Um trabalhador do setor de logística acionou a Justiça do Trabalho após pedir demissão de uma empresa de distribuição de alimentos, alegando ter sido acusado injustamente de furto de peças de picanha e coagido a se desligar do emprego. A questão é que a ação foi gravada pelo circuito de monitoramento.
Mas, no processo trabalhista, não era necessário comprovar o furto porque o ponto central era a existência ou não de coação no momento do confronto e consequente pedido de demissão do trabalhador.
O caso foi julgado pela 6ª Vara do Trabalho de Manaus (AM), com sentença assinada neste dia 8 pelo juiz substituto Igor José Cansanção Pereira.
De acordo com os autos, o empregado exercia a função de auxiliar de logística quando foi convocado para uma reunião com o setor de Recursos Humanos da empresa, em julho de 2025. Na ocasião, foi informado sobre divergências relevantes no estoque de carnes. A empresa relatou que, após apuração interna, analisou imagens do sistema de monitoramento e identificou a subtração de peças de picanha, atribuída ao trabalhador em conjunto com outro colega.
Segundo a defesa, as gravações mostraram ambos movimentando as mercadorias sem justificativa operacional e registraram o momento da retirada dos produtos. As imagens foram exibidas ao empregado durante a reunião, ocasião em que ele foi questionado sobre os fatos. Após a apresentação das gravações, o trabalhador optou por pedir demissão.
Na ação trabalhista, o empregado negou a prática de furto e sustentou que diferenças de estoque eram recorrentes em razão do porte da empresa e de falhas logísticas. Alegou ainda que o local contava com câmeras de segurança e revistas pessoais na entrada e saída dos funcionários. Também afirmou que foi coagido a pedir demissão sob ameaça de prisão, alegando que a polícia estaria do lado de fora da empresa.

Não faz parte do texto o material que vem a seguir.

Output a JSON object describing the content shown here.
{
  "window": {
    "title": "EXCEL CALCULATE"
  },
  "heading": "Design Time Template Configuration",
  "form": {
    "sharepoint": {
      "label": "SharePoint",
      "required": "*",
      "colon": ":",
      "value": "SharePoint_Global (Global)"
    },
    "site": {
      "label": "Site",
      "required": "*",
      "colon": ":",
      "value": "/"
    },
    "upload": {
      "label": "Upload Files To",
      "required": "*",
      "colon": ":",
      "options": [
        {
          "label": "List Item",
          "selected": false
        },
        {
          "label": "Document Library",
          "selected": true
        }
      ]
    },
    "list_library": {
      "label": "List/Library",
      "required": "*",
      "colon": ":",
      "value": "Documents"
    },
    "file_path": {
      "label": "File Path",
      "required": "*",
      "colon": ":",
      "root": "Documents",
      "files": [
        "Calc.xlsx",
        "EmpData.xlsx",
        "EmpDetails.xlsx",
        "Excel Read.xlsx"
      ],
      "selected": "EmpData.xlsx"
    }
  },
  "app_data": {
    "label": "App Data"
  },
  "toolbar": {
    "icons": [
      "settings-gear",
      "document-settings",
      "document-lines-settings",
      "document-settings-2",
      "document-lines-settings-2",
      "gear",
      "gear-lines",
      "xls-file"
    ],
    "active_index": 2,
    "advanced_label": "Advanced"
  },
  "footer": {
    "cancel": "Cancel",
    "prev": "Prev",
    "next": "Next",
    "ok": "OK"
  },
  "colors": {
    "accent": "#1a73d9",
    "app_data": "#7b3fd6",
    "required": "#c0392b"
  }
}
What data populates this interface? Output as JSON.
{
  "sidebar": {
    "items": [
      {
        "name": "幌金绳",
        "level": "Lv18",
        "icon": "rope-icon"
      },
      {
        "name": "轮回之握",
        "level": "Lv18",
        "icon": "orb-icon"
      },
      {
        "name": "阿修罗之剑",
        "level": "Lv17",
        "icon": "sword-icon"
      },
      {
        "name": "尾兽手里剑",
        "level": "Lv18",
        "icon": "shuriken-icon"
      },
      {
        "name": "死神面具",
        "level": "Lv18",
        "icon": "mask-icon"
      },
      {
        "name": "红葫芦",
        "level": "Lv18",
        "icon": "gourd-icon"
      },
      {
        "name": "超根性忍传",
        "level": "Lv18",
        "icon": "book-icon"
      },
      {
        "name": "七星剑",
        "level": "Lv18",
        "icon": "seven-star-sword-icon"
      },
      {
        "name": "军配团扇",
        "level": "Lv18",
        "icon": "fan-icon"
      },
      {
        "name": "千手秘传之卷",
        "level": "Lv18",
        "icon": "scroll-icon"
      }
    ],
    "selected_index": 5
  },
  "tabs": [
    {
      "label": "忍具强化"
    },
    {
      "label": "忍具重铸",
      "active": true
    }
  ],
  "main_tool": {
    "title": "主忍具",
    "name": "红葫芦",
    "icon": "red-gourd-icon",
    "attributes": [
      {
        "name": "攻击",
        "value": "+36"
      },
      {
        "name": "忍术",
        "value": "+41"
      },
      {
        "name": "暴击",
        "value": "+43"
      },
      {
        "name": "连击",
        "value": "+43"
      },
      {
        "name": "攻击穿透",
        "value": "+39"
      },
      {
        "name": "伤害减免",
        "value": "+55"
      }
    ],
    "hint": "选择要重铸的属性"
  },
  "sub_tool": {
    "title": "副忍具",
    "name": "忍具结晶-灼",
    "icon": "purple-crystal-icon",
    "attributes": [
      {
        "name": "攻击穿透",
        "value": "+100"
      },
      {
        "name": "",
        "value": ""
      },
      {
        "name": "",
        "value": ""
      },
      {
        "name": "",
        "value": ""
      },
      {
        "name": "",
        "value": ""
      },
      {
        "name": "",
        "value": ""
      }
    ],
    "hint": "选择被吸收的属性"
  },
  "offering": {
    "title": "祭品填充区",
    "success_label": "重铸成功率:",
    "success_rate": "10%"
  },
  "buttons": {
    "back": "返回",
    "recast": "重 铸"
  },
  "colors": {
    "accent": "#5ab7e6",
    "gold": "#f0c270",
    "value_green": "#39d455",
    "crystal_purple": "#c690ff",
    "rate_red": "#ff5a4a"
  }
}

Ao analisar o pedido de anulação da demissão, o juiz destacou que o pedido de desligamento constitui direito potestativo do empregado e só pode ser invalidado se houver prova de vício de consentimento. Após a análise dos depoimentos e das provas orais, o magistrado concluiu que não ficou comprovada a alegada coação.
A sentença registra que as versões apresentadas pelas testemunhas foram contraditórias e que uma das testemunhas do trabalhador não presenciou os fatos. Já a testemunha da empresa confirmou que participou da reunião e que o empregado pediu demissão após ter acesso às imagens, embora não tenha confessado o furto. Para o juiz, a presença de superiores hierárquicos ou de advogado na reunião não caracteriza, por si só, coação.
Com isso, a Justiça manteve a validade do pedido de demissão e rejeitou a conversão do desligamento em dispensa sem justa causa.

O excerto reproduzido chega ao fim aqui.